La Commission d’Instruction de la Cour de Révisions et de réexamen des condamnations pénales sursoit à statuer ce lundi 21 mars 2016 et considère donc avec sérieux, circonspection et attention la demande de mon ancien opérateur de marché, Jérôme Kerviel.

 Je suis bien embarrassé alors je viens vous dire, moi, ex-patron de la Société Générale, tristement et tragiquement, au nom de la liberté d'expression, que je jette l’éponge.

 J'avoue.

 J'avoue que la Société Générale n'a pas perdu les 6,3 milliards d'euros allégués sur les ventes colossales du débouclage des 21, 22 et 23 janvier 2008, mais ceux-ci avaient disparu fortuitement de toute façon bien avant.

 J'affirme personnellement que la Société Générale a perdu en réalité 12 milliards d'euros (3 x 2²) sur les subprimes que nous avions achetés par l'intermédiaire des banques américaines via nos diverses filiales et en particulier, la SGAIME laquelle avait égaré des milliards évidemment et sûrement bien planqués aux Bahamas ou dans une île paradisiaque engloutie au Luxembourg, si vous voyez ce que je veux dire.

 J'avoue avoir contacté personnellement le Président de la République et lui avoir demandé de faire quelque chose pour la Société Générale.

 Je crois ne jamais vous avoir dit que je suis un ami personnel de l'ancien ministre du budget, ce qui a facilité le règlement de mes problèmes de grande banque systémique, laquelle, de ce fait, n'a jamais rien eu à débourser naturellement même au cas d'erreur ou de faute lourde. Celui-ci a donné des ordres à ses services et j'ai obtenu gain de cause facilement avec l'aide de mon ami de trente ans le Ministre du Budget qui est un homme très sympathique et fort compréhensif ; Et une déduction fiscale spectaculaire des pertes de débouclage que nous avons attribuées à Jérôme Kerviel. Grâce à la dédiée, dévouée et fidèle ministre de l’Économie de l'époque, la Société Générale a pu ainsi recevoir deux petits milliards d'euros supplémentaires en défiscalisation, il nous fallait bien cela pour faire moins peur aux marchés et aux investisseurs et ne pas nous trouver à terre.

 Car il est vrai, j'avoue aussi que cette crise fut un véritable tsunami financier sur toute la planète et je savais qu'il faudrait des années pour que les États qui subventionnent les banques s'en remettent, et dans notre cas particulier, l’État français.

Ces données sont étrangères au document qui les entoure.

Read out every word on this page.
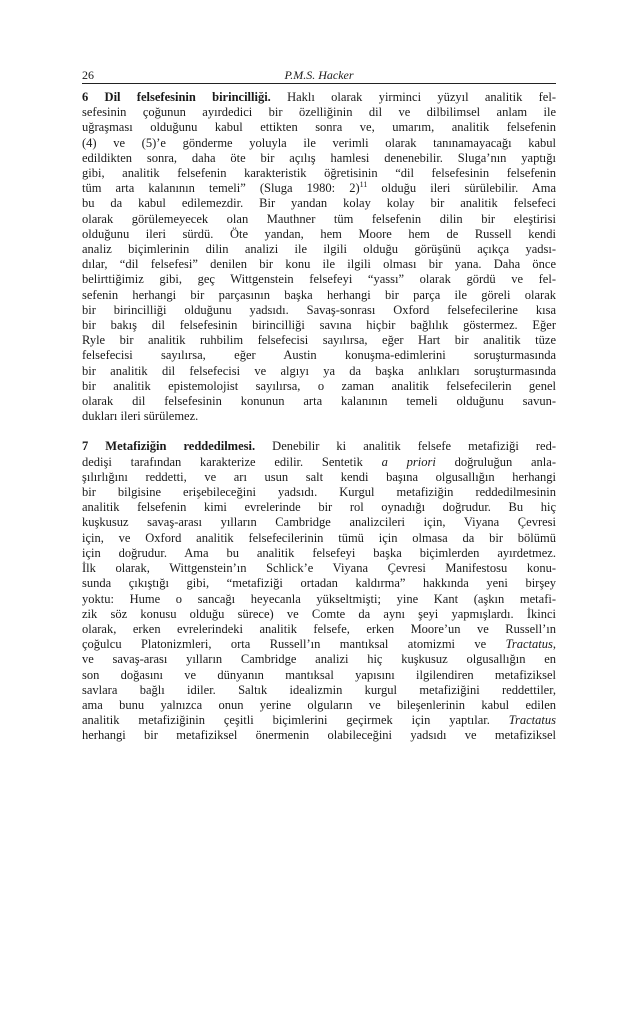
26	P.M.S. Hacker

6 Dil felsefesinin birincilliği. Haklı olarak yirminci yüzyıl analitik fel-
sefesinin çoğunun ayırdedici bir özelliğinin dil ve dilbilimsel anlam ile
uğraşması olduğunu kabul ettikten sonra ve, umarım, analitik felsefenin
(4) ve (5)’e gönderme yoluyla ile verimli olarak tanınamayacağı kabul
edildikten sonra, daha öte bir açılış hamlesi denenebilir. Sluga’nın yaptığı
gibi, analitik felsefenin karakteristik öğretisinin “dil felsefesinin felsefenin
tüm arta kalanının temeli” (Sluga 1980: 2)$^{11}$ olduğu ileri sürülebilir. Ama
bu da kabul edilemezdir. Bir yandan kolay kolay bir analitik felsefeci
olarak görülemeyecek olan Mauthner tüm felsefenin dilin bir eleştirisi
olduğunu ileri sürdü. Öte yandan, hem Moore hem de Russell kendi
analiz biçimlerinin dilin analizi ile ilgili olduğu görüşünü açıkça yadsı-
dılar, “dil felsefesi” denilen bir konu ile ilgili olması bir yana. Daha önce
belirttiğimiz gibi, geç Wittgenstein felsefeyi “yassı” olarak gördü ve fel-
sefenin herhangi bir parçasının başka herhangi bir parça ile göreli olarak
bir birincilliği olduğunu yadsıdı. Savaş-sonrası Oxford felsefecilerine kısa
bir bakış dil felsefesinin birincilliği savına hiçbir bağlılık göstermez. Eğer
Ryle bir analitik ruhbilim felsefecisi sayılırsa, eğer Hart bir analitik tüze
felsefecisi sayılırsa, eğer Austin konuşma-edimlerini soruşturmasında
bir analitik dil felsefecisi ve algıyı ya da başka anlıkları soruşturmasında
bir analitik epistemolojist sayılırsa, o zaman analitik felsefecilerin genel
olarak dil felsefesinin konunun arta kalanının temeli olduğunu savun-
dukları ileri sürülemez.

7 Metafiziğin reddedilmesi. Denebilir ki analitik felsefe metafiziği red-
dedişi tarafından karakterize edilir. Sentetik a priori doğruluğun anla-
şılırlığını reddetti, ve arı usun salt kendi başına olgusallığın herhangi
bir bilgisine erişebileceğini yadsıdı. Kurgul metafiziğin reddedilmesinin
analitik felsefenin kimi evrelerinde bir rol oynadığı doğrudur. Bu hiç
kuşkusuz savaş-arası yılların Cambridge analizcileri için, Viyana Çevresi
için, ve Oxford analitik felsefecilerinin tümü için olmasa da bir bölümü
için doğrudur. Ama bu analitik felsefeyi başka biçimlerden ayırdetmez.
İlk olarak, Wittgenstein’ın Schlick’e Viyana Çevresi Manifestosu konu-
sunda çıkıştığı gibi, “metafiziği ortadan kaldırma” hakkında yeni birşey
yoktu: Hume o sancağı heyecanla yükseltmişti; yine Kant (aşkın metafi-
zik söz konusu olduğu sürece) ve Comte da aynı şeyi yapmışlardı. İkinci
olarak, erken evrelerindeki analitik felsefe, erken Moore’un ve Russell’ın
çoğulcu Platonizmleri, orta Russell’ın mantıksal atomizmi ve Tractatus,
ve savaş-arası yılların Cambridge analizi hiç kuşkusuz olgusallığın en
son doğasını ve dünyanın mantıksal yapısını ilgilendiren metafiziksel
savlara bağlı idiler. Saltık idealizmin kurgul metafiziğini reddettiler,
ama bunu yalnızca onun yerine olguların ve bileşenlerinin kabul edilen
analitik metafiziğinin çeşitli biçimlerini geçirmek için yaptılar. Tractatus
herhangi bir metafiziksel önermenin olabileceğini yadsıdı ve metafiziksel
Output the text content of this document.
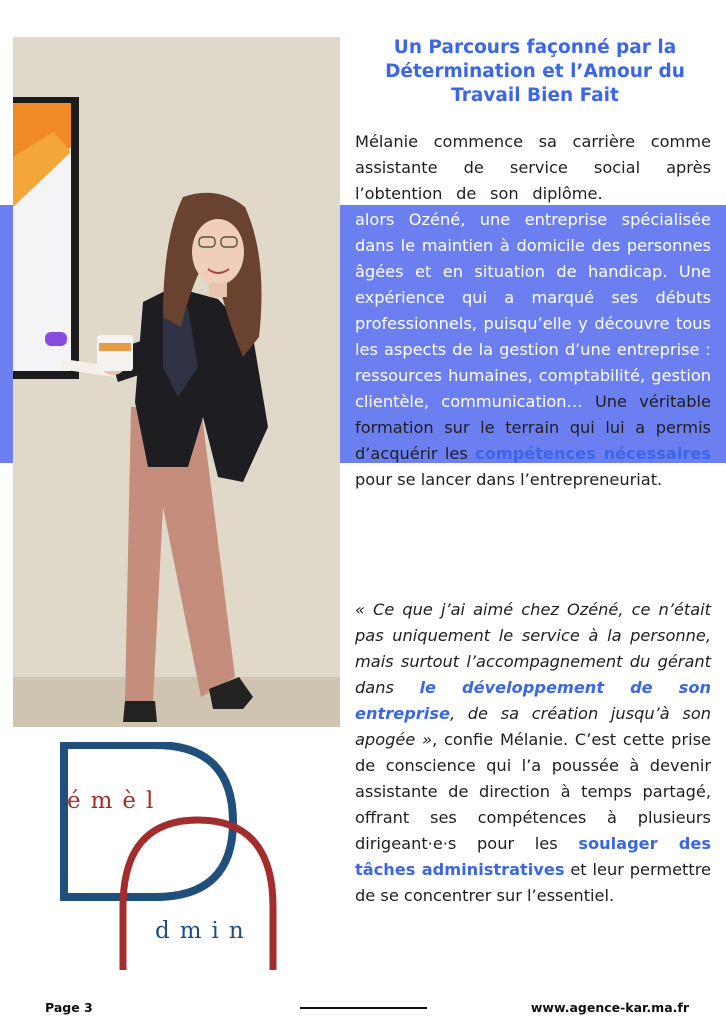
Un Parcours façonné par la Détermination et l’Amour du Travail Bien Fait

Mélanie commence sa carrière comme assistante de service social après l’obtention de son diplôme. Elle rejoint alors Ozéné, une entreprise spécialisée dans le maintien à domicile des personnes âgées et en situation de handicap. Une expérience qui a marqué ses débuts professionnels, puisqu’elle y découvre tous les aspects de la gestion d’une entreprise : ressources humaines, comptabilité, gestion clientèle, communication… Une véritable formation sur le terrain qui lui a permis d’acquérir les compétences nécessaires pour se lancer dans l’entrepreneuriat.

« Ce que j’ai aimé chez Ozéné, ce n’était pas uniquement le service à la personne, mais surtout l’accompagnement du gérant dans le développement de son entreprise, de sa création jusqu’à son apogée », confie Mélanie. C’est cette prise de conscience qui l’a poussée à devenir assistante de direction à temps partagé, offrant ses compétences à plusieurs dirigeant·e·s pour les soulager des tâches administratives et leur permettre de se concentrer sur l’essentiel.

émèl
dmin
Page 3	www.agence-kar.ma.fr
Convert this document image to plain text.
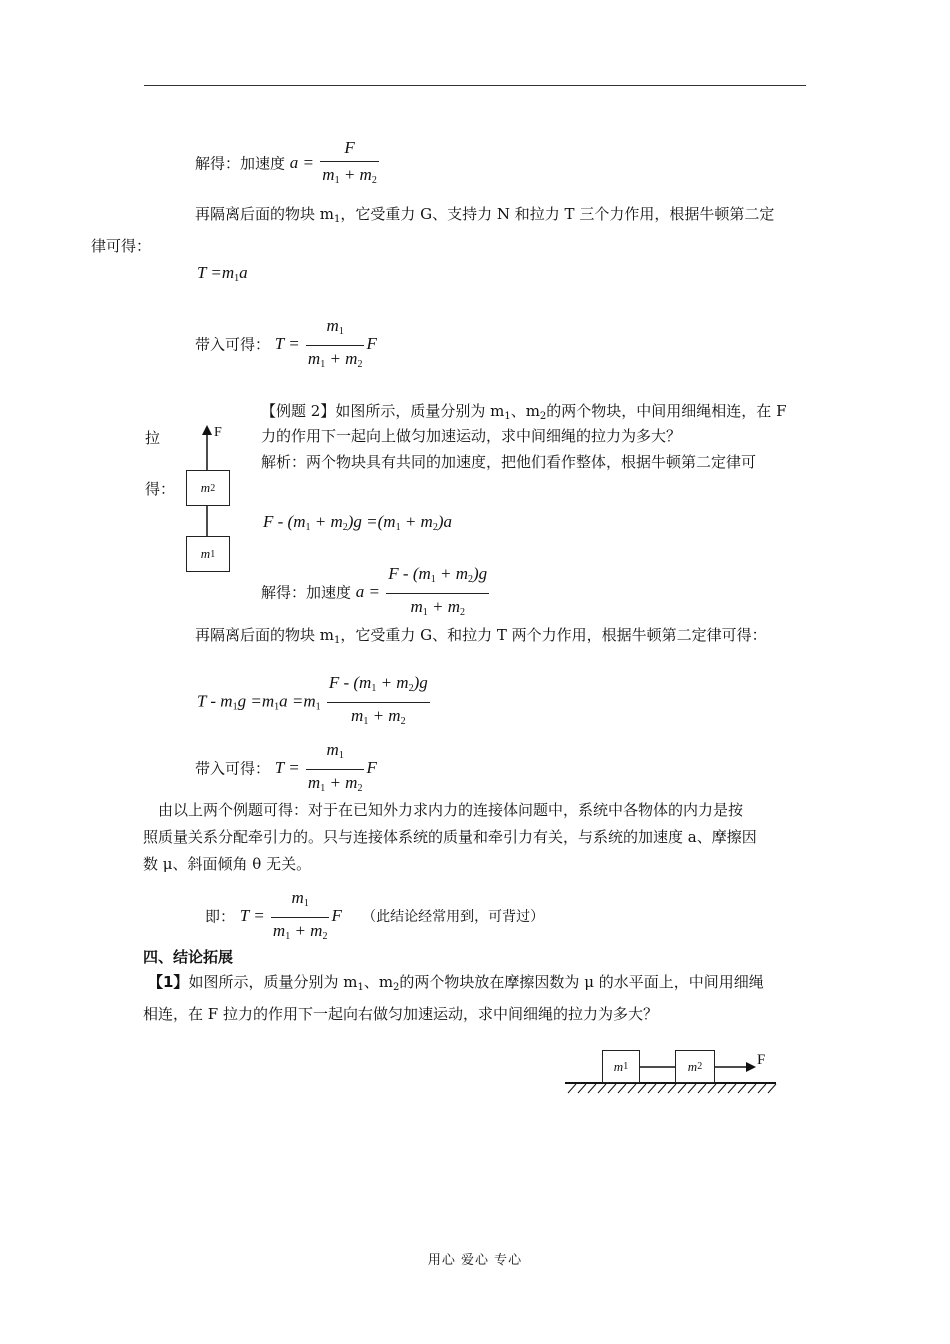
解得：加速度 $a = \frac{F}{m_1 + m_2}$
再隔离后面的物块 $m_1$，它受重力 G、支持力 N 和拉力 T 三个力作用，根据牛顿第二定
律可得：
$T =m_1a$
带入可得： $T = \frac{m_1}{m_1 + m_2}$ F
【例题 2】如图所示，质量分别为 $m_1$、$m_2$的两个物块，中间用细绳相连，在 F
力的作用下一起向上做匀加速运动，求中间细绳的拉力为多大？
解析：两个物块具有共同的加速度，把他们看作整体，根据牛顿第二定律可
拉
得：
F
m 2
m 1
$F - (m_1 + m_2)g =(m_1 + m_2)a$
解得：加速度 $a = \frac{F - (m_1 + m_2)g}{m_1 + m_2}$
再隔离后面的物块 $m_1$，它受重力 G、和拉力 T 两个力作用，根据牛顿第二定律可得：
$T - m_1g =m_1a =m_1 \frac{F - (m_1 + m_2)g}{m_1 + m_2}$
带入可得： $T = \frac{m_1}{m_1 + m_2}$ F
由以上两个例题可得：对于在已知外力求内力的连接体问题中，系统中各物体的内力是按
照质量关系分配牵引力的。只与连接体系统的质量和牵引力有关，与系统的加速度 a、摩擦因
数 μ、斜面倾角 θ 无关。
即： $T = \frac{m_1}{m_1 + m_2}$ F （此结论经常用到，可背过）
四、结论拓展
【1】如图所示，质量分别为 $m_1$、$m_2$的两个物块放在摩擦因数为 μ 的水平面上，中间用细绳
相连，在 F 拉力的作用下一起向右做匀加速运动，求中间细绳的拉力为多大？
m 1	m 2	F
用心 爱心 专心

 Imaginez que sans vous, les citoyens, nous finissions torpillés comme Lehman Brothers qui s'est fait découper comme un poulet dodu mal rôti, qui s'est fait déchiqueter et lacérer par les charognards du VIX, du BX4 et des CDS ; Alors deux petits milliards pour un pauvre banquier comme moi, ça faisait plaisir la solidarité.

 Comprenez bien là, que je suis solidaire des Français et des Françaises, et je vous remercie pour votre aide, vraiment.

 Pour me faire pardonner, je vais instaurer une fondation pour l'aide aux victimes de la justice, pour les grands brûlés du trading et aux pauvres étranglés sauvagement par les  banques. Cette fondation s'appellera la fondation Kerviel.

 Pour me faire pardonner, je vous assure que je veillerai personnellement également à contacter rapidement les services de justice compétents pour mettre de l'ordre dans cette affaire, et faire cesser toute poursuite à l'endroit de Jérôme Kerviel, qui a été un bon soldat dans le fond, à bien y réfléchir. Sincèrement. Et tout compte fait. Bien sûr.